Début août, les plaidoiries s’étaient succédé pendant trois semaines à la cour américaine du district de Washington et avaient permis d’entendre tout le gratin de l’édition américaine, entre les PDG des « Big Five » (les cinq plus gros groupes dont ceux visés par la fusion mais aussi Hachette Book Group, HarperCollins et Macmillan), bon nombre d’écrivains en vue et les agents littéraires les plus influents.

Sous scellés

Dans son jugement, Florence Pan estime que le rachat de Simon & Schuster (l’éditeur de Francis Scott Fitzgerald, Ernest Hemingway, John Irving, Don DeLillo, Bob Woodward… ) par PRH (qui a publié les Mémoires de Barack Obama et s’apprête à publier ceux du prince Harry) « pourrait avoir pour effet d’affaiblir le jeu de la concurrence de manière significative » sur ce marché des best-sellers. De façon inhabituelle, ce jugement a été placé sous scellés parce qu’il contient des informations « hautement confidentielles », a expliqué la magistrate.

Sans surprise, la filiale de Bertelsmann a qualifié cette décision de « revers malheureux pour les lecteurs et les auteurs », tout en annonçant sa volonté d’interjeter appel en demandant une procédure d’urgence.
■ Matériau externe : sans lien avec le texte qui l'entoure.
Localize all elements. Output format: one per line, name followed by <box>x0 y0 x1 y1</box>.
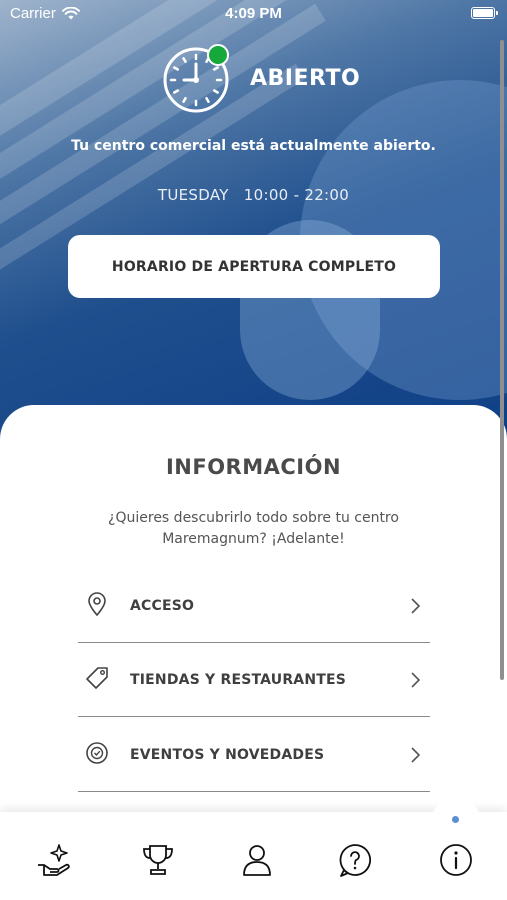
scroll-indicator[interactable] <box>500 40 504 680</box>
divider <box>78 715 430 717</box>
tab-help[interactable] <box>335 840 375 880</box>
battery-icon <box>471 7 498 19</box>
help-icon <box>339 844 372 877</box>
menu-item-tiendas[interactable]: TIENDAS Y RESTAURANTES <box>78 645 430 717</box>
tab-trophy[interactable] <box>138 840 178 880</box>
info-description: ¿Quieres descubrirlo todo sobre tu centr… <box>108 510 399 547</box>
location-pin-icon <box>88 592 106 617</box>
info-icon <box>440 844 472 876</box>
status-time: 4:09 PM <box>225 5 282 22</box>
active-tab-indicator <box>452 816 459 823</box>
menu-item-label: TIENDAS Y RESTAURANTES <box>130 672 347 688</box>
chevron-right-icon <box>411 672 421 688</box>
hours-label: 10:00 - 22:00 <box>243 186 350 204</box>
tab-profile[interactable] <box>237 840 277 880</box>
status-bar: Carrier 4:09 PM <box>0 0 507 28</box>
tab-rewards[interactable] <box>34 840 74 880</box>
chevron-right-icon <box>411 747 421 763</box>
open-status-description: Tu centro comercial está actualmente abi… <box>71 138 436 154</box>
open-status-dot <box>207 44 229 66</box>
menu-item-label: ACCESO <box>130 598 195 614</box>
trophy-icon <box>143 845 173 875</box>
tab-info[interactable] <box>436 840 476 880</box>
divider <box>78 790 430 792</box>
user-icon <box>243 845 271 876</box>
info-title: INFORMACIÓN <box>165 455 342 479</box>
menu-item-eventos[interactable]: EVENTOS Y NOVEDADES <box>78 720 430 792</box>
menu-item-label: EVENTOS Y NOVEDADES <box>130 747 325 763</box>
hand-sparkle-icon <box>38 844 70 876</box>
event-badge-icon <box>86 742 108 764</box>
full-hours-button[interactable]: HORARIO DE APERTURA COMPLETO <box>68 235 440 298</box>
menu-item-acceso[interactable]: ACCESO <box>78 571 430 643</box>
day-label: TUESDAY <box>157 186 229 204</box>
chevron-right-icon <box>411 598 421 614</box>
today-hours: TUESDAY 10:00 - 22:00 <box>0 186 507 204</box>
open-status-label: ABIERTO <box>250 66 361 91</box>
divider <box>78 641 430 643</box>
tag-icon <box>86 667 108 689</box>
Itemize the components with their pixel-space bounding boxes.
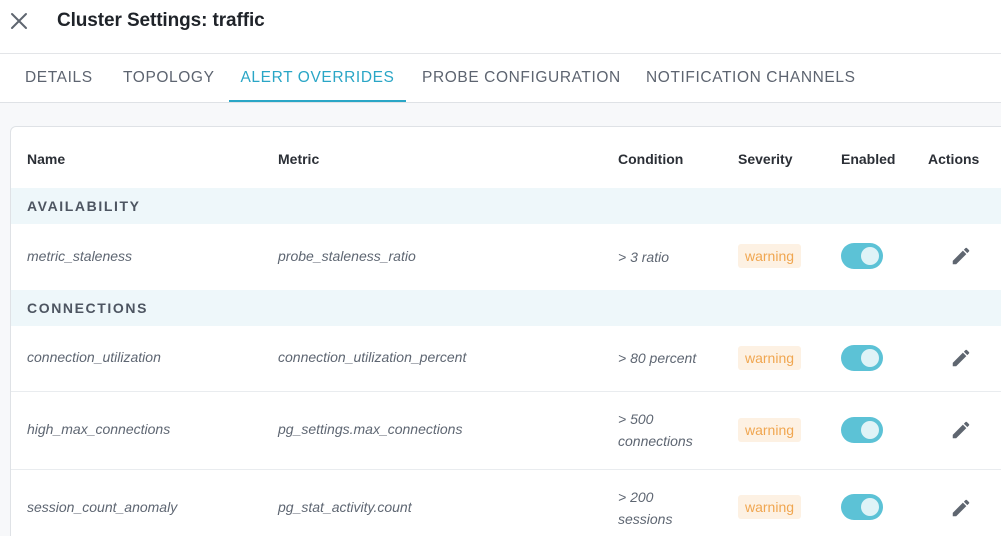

Violemment opposé à cette fusion, Stephen King, l’un des auteurs-phares de Simon & Schuster, s’est réjoui : « La fusion proposée n’a jamais eu pour objet les lecteurs et les écrivains ; il s’agissait de préserver (et de faire croître) les parts de marché de PRH. En d’autres mots : $$$ », a-t-il écrit sur Twitter. Dans la même veine, Jonathan Kanter, procureur général assistant pour la division antitrust, a qualifié cette décision de « victoire pour les auteurs, les lecteurs et le libre-échange des idées » qui « protège la concurrence dans l’édition ».

PRH devra payer 200 millions de dollars au propriétaire de Simon & Schuster en cas de non-conclusion du rachat. Sans attendre le jugement du DoJ, le groupe Lagardère, maison mère d’Hachette Livre, avait indiqué dès le 27 octobre qu’il se porterait candidat au rachat de Simon & Schuster si cette vente venait à échouer. L’un des patrons d’Hachette avait d’ailleurs témoigné contre l’opération de fusion pendant le procès. HarperCollins (groupe NewsCorp de Rupert Murdoch), candidat malheureux au rachat de Simon & Schuster, a, lui aussi, fait savoir qu’il serait de nouveau sur les rangs si Bertelsmann devait jeter l’éponge.